Le prochain gouvernement pourrait investir davantage et évoque la possibilité d’une nouvelle centrale. Cela vous semble envisageable?

D’après ce que je sais, il n’y a pas encore de nouveau gouvernement, il y a des partis qui négocient. Il n’y a pas encore de formateur, pas de note, juste des rêves. J’agis toujours en tant que ministre, mon département apporte des solutions pour sécuriser l’approvisionnement énergétique.

Les vainqueurs des élections sont tous des partis pro-nucléaires. N’avez-vous pas peur qu’ils détricotent votre action et qu’ils reviennent sur la loi de sortie de nucléaire de 2003?

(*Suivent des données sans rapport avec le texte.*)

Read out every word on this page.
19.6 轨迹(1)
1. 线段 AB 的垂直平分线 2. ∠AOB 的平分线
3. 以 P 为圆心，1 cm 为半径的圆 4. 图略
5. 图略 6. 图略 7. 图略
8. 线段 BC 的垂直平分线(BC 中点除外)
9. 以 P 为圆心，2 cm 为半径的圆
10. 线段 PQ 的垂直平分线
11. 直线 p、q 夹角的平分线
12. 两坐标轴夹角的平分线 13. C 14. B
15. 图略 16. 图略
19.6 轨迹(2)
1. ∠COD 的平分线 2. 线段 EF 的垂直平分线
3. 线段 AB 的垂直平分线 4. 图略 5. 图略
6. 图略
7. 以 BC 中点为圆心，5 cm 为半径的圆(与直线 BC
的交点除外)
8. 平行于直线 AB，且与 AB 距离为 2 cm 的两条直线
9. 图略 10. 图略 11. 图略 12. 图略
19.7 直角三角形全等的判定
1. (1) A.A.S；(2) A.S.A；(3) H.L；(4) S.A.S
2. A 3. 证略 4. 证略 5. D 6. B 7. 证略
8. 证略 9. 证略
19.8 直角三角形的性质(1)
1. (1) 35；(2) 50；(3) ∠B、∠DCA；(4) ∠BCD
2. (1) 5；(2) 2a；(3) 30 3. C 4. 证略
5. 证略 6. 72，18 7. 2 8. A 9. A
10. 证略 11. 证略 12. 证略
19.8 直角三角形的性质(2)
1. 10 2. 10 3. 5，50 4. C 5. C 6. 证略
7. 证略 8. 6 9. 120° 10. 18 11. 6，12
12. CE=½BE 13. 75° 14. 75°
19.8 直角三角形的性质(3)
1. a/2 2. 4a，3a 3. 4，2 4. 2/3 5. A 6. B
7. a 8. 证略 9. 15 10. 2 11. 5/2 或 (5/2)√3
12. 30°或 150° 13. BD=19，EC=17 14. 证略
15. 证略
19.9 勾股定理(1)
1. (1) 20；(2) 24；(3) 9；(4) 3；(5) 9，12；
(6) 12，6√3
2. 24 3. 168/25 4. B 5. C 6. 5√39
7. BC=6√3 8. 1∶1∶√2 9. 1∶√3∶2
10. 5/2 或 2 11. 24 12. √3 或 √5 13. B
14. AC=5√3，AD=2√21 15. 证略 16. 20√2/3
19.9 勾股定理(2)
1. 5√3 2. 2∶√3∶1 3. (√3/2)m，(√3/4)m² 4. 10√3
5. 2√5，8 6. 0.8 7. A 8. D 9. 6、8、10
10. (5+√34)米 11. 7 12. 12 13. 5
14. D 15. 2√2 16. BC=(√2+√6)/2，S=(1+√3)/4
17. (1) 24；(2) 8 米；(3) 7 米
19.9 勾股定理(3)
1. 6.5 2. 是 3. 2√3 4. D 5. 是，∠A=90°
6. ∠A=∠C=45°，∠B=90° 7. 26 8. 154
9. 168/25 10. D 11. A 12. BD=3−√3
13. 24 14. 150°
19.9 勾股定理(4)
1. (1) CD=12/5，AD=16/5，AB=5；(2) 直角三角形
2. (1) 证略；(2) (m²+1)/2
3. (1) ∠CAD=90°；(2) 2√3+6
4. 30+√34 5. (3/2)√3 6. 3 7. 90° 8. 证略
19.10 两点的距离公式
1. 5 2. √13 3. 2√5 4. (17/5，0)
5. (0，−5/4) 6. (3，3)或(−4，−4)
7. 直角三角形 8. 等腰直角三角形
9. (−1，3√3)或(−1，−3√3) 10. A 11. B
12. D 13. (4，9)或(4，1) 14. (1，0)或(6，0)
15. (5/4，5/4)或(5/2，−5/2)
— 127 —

La loi de 2003, ce n’est qu’un petit élément d’un ensemble. Aujourd’hui, nous posons la première pierre du projet Myrrha, alors que la loi de 2003 est toujours d’application. J’ai toujours dit que cela n’empêchait pas de continuer la recherche, ni même de construire un réacteur de démonstration. S’ils veulent bricoler avec la loi de 2003, libre à eux, mais tout projet présenté devra être crédible en terme de prix, de délai, de sécurité… Ceux qui affirment vouloir construire une centrale nucléaire pour sécuriser l’approvisionnement des prochains hivers rêvent debout.

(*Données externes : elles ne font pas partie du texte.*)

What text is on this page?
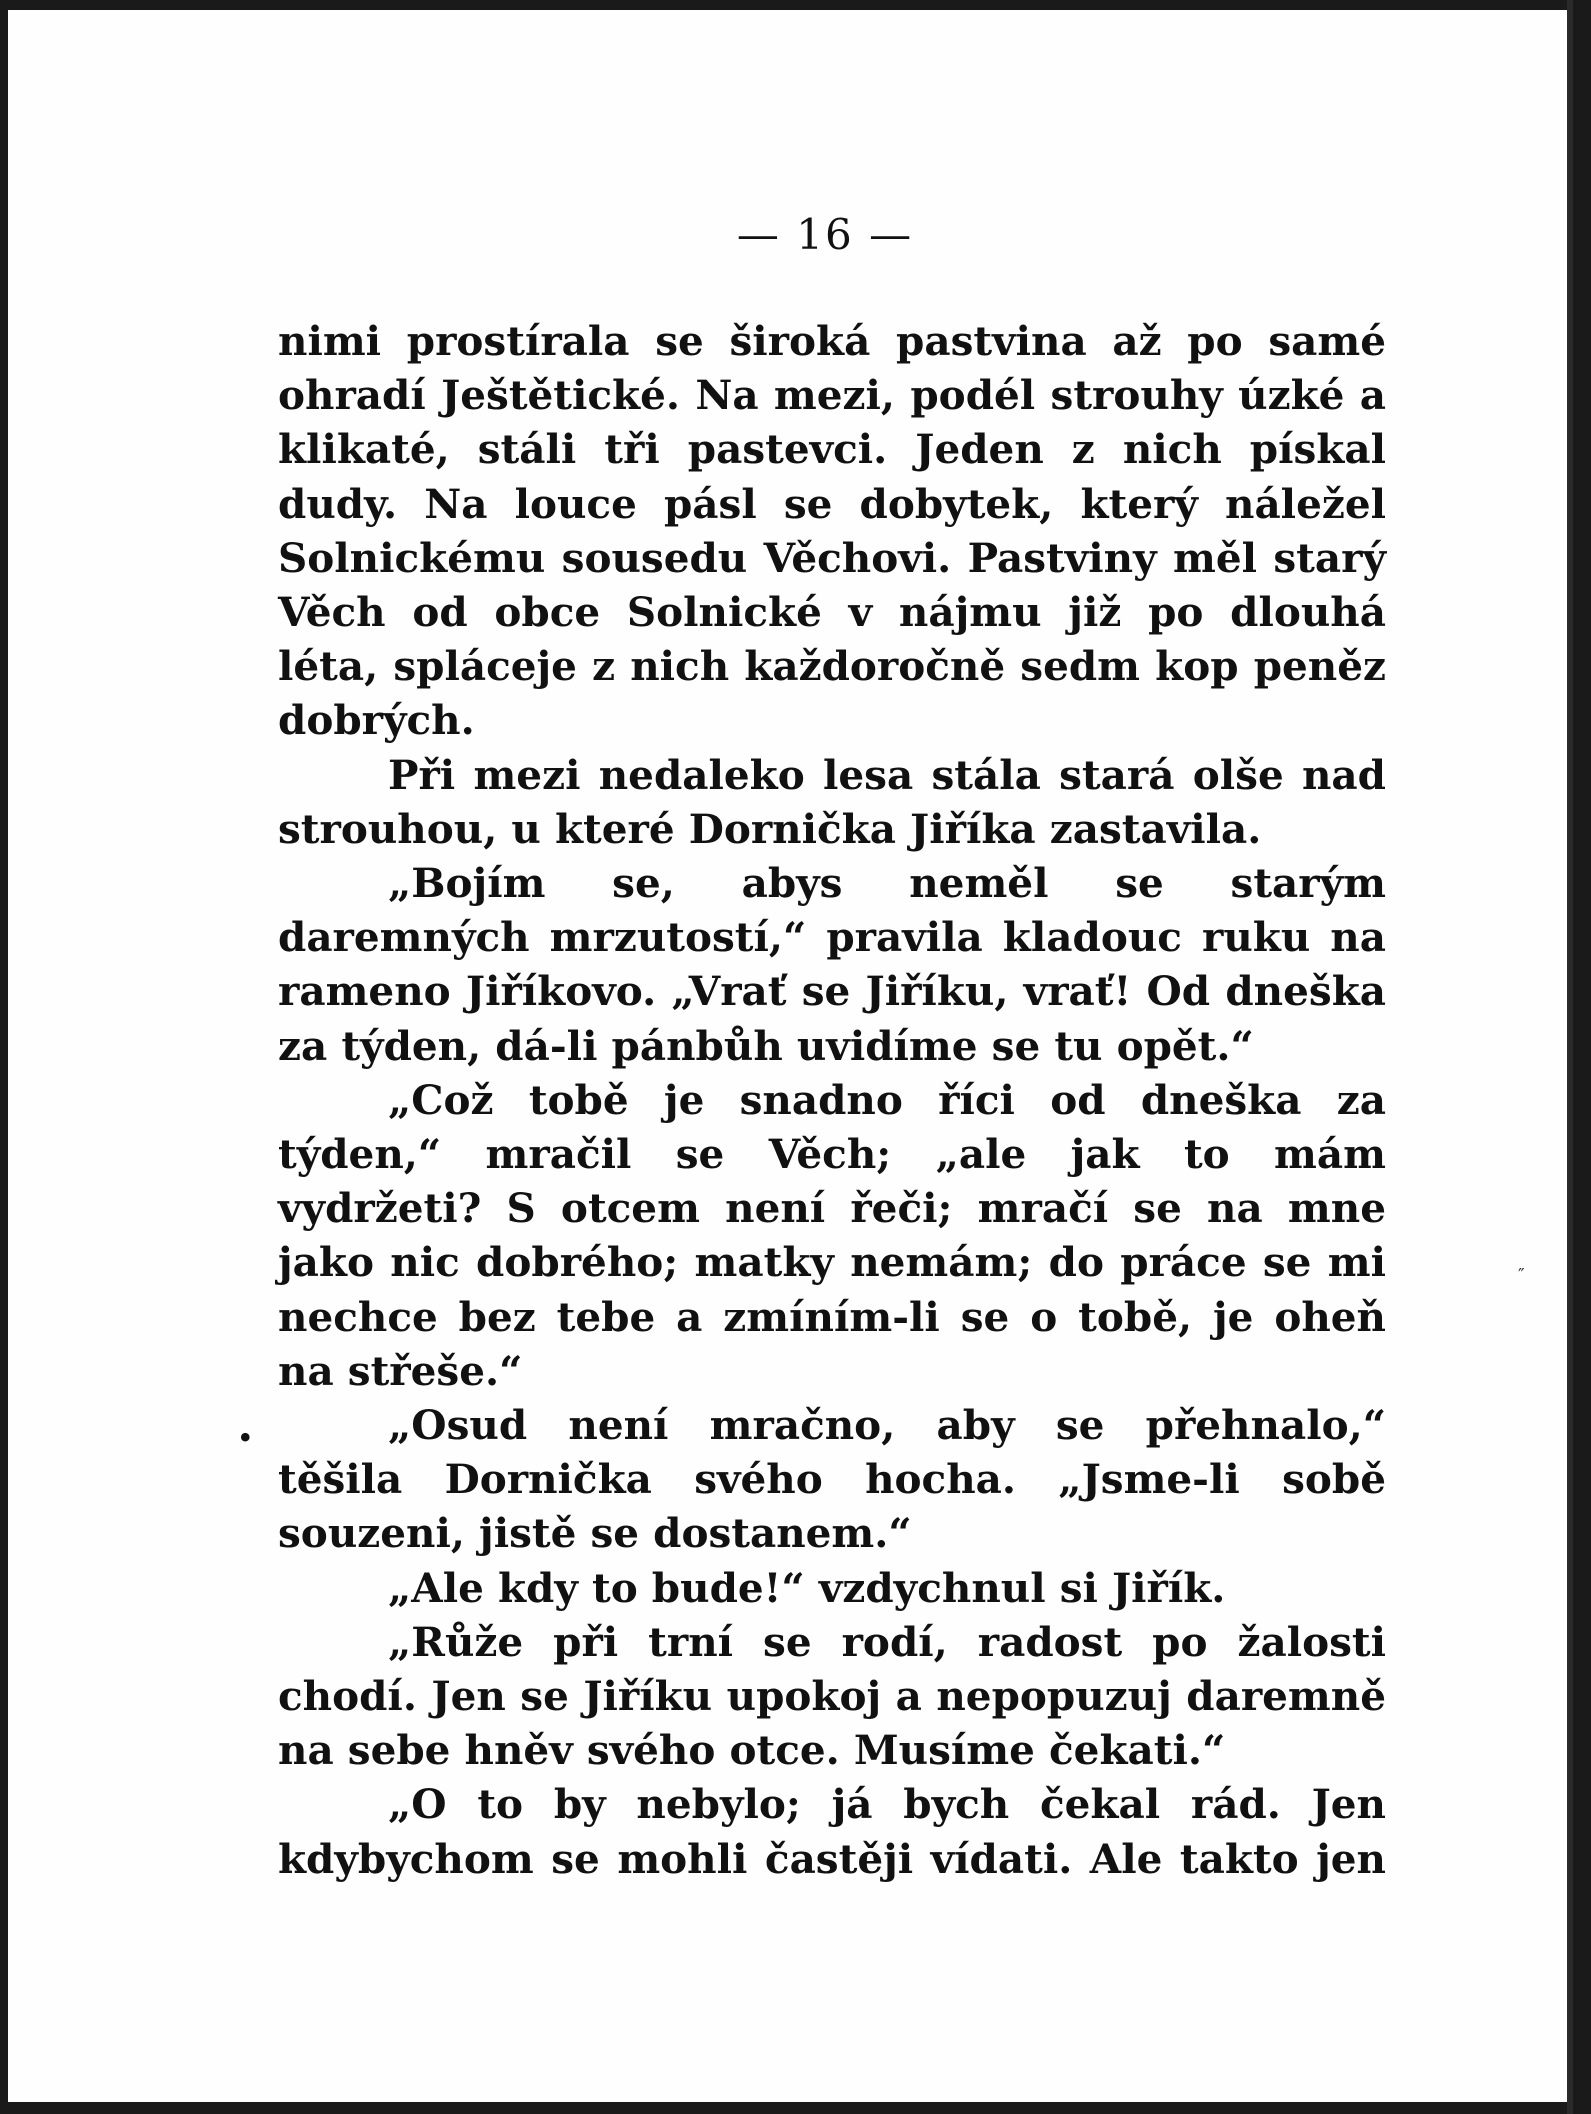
— 16 —

nimi prostírala se široká pastvina až po samé ohradí Ještětické. Na mezi, podél strouhy úzké a klikaté, stáli tři pastevci. Jeden z nich pískal dudy. Na louce pásl se dobytek, který náležel Solnickému sousedu Věchovi. Pastviny měl starý Věch od obce Solnické v nájmu již po dlouhá léta, spláceje z nich každoročně sedm kop peněz dobrých.

Při mezi nedaleko lesa stála stará olše nad strouhou, u které Dornička Jiříka zastavila.

„Bojím se, abys neměl se starým daremných mrzutostí,“ pravila kladouc ruku na rameno Jiříkovo. „Vrať se Jiříku, vrať! Od dneška za týden, dá-li pánbůh uvidíme se tu opět.“

„Což tobě je snadno říci od dneška za týden,“ mračil se Věch; „ale jak to mám vydržeti? S otcem není řeči; mračí se na mne jako nic dobrého; matky nemám; do práce se mi nechce bez tebe a zmíním-li se o tobě, je oheň na střeše.“

„Osud není mračno, aby se přehnalo,“ těšila Dornička svého hocha. „Jsme-li sobě souzeni, jistě se dostanem.“

„Ale kdy to bude!“ vzdychnul si Jiřík.

„Růže při trní se rodí, radost po žalosti chodí. Jen se Jiříku upokoj a nepopuzuj daremně na sebe hněv svého otce. Musíme čekati.“

„O to by nebylo; já bych čekal rád. Jen kdybychom se mohli častěji vídati. Ale takto jen

∙
″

Cet été, on pourrait être contraint de devoir arrêter des parcs éoliens ou photovoltaïques en raison d’une surproduction, selon Elia, mais on ne dit rien pour le nucléaire, votre réaction?

C’est catastrophique. Un des problèmes actuels, c’est que nous avons une tranche de 4GW nucléaire aujourd’hui. Quand elle sera réduite à 2GW, le problème sera moindre. Mais ce n’est pas idéal de devoir arrêter l’éolien ou le solaire. Il nous faut davantage de flexibilité, ce qui viendra avec les batteries et une meilleure gestion des réseaux. Dans le mix énergétique futur, si on veut du nucléaire, ce devront être des petites unités qui seront flexibles en elles-mêmes. Tout cela indique aussi le fait que le renouvelable est toujours en croissance, surtout le solaire avec la stratégie européenne après la guerre en Ukraine.

Vous aviez annoncé que vous porterez plainte contre le président du MR, Georges-Louis Bouchez, qui critiquait votre action. Où cela en est-il?

Georges-Louis Bouchez avait dit que j’avais manipulé les dossiers et que j’avais menti, ce sont des accusations qui sont très graves. Cela nuit à ma réputation. Tout n’est pas permis. Depuis, j’ai constaté qu’il avait adouci son discours, qu’il ne parlait plus d’une commission d’enquête dirigée contre moi personnellement, mais sur la politique énergétique des vingt dernières années. Il a même dit à la télévision qu’il ne remettait pas en cause mon intégrité. Après les élections, je vais profiter de ce calme pour consulter mes avocats.

Les résultats des écologistes aux élections n’ont pas été bons. Comment analysez-vous cela?

Le résultat d’Ecolo me fait beaucoup de mal, même si j’ai moi-même été élue sur une liste commune et je remercie tous les électeurs pour cela. Ce résultat doit nous amener à une introspection. On assiste à une même tendance en Belgique, mais aussi aux Pays-Bas, en Allemagne et dans les élections européennes: cela ne laisse pas beaucoup d’espoir pour les années à venir. Nous aurons des gouvernements avec beaucoup d’austérité: cela m’inquiète.

Il y a un risque d’un recul sur les dossiers climatiques?

Oui. Ce sera une très grande erreur. Les partis de droite ont positionné la crise du climat comme une crise du comportement: en luttant contre le réchauffement, on ne pourra plus faire ceci ou cela. Mais c’est précisément pour conserver vos acquis qu’il faut mener cette lutte contre le réchauffement. Si on n’investit pas aujourd’hui, les coûts seront encore plus importants dans le futur.

Les élections sont-elles un échec pour l’écologie politique?

Ce n’est pas encore clair dans ma tête, il faut vraiment une introspection. Laissez-moi le temps que la poussière de ces élections retombe.

Votre rôle, vous le voyez dans l’opposition ou hors de la politique?

La politique reste un levier important. Je resterai là pour mener à bien cette transition énergétique.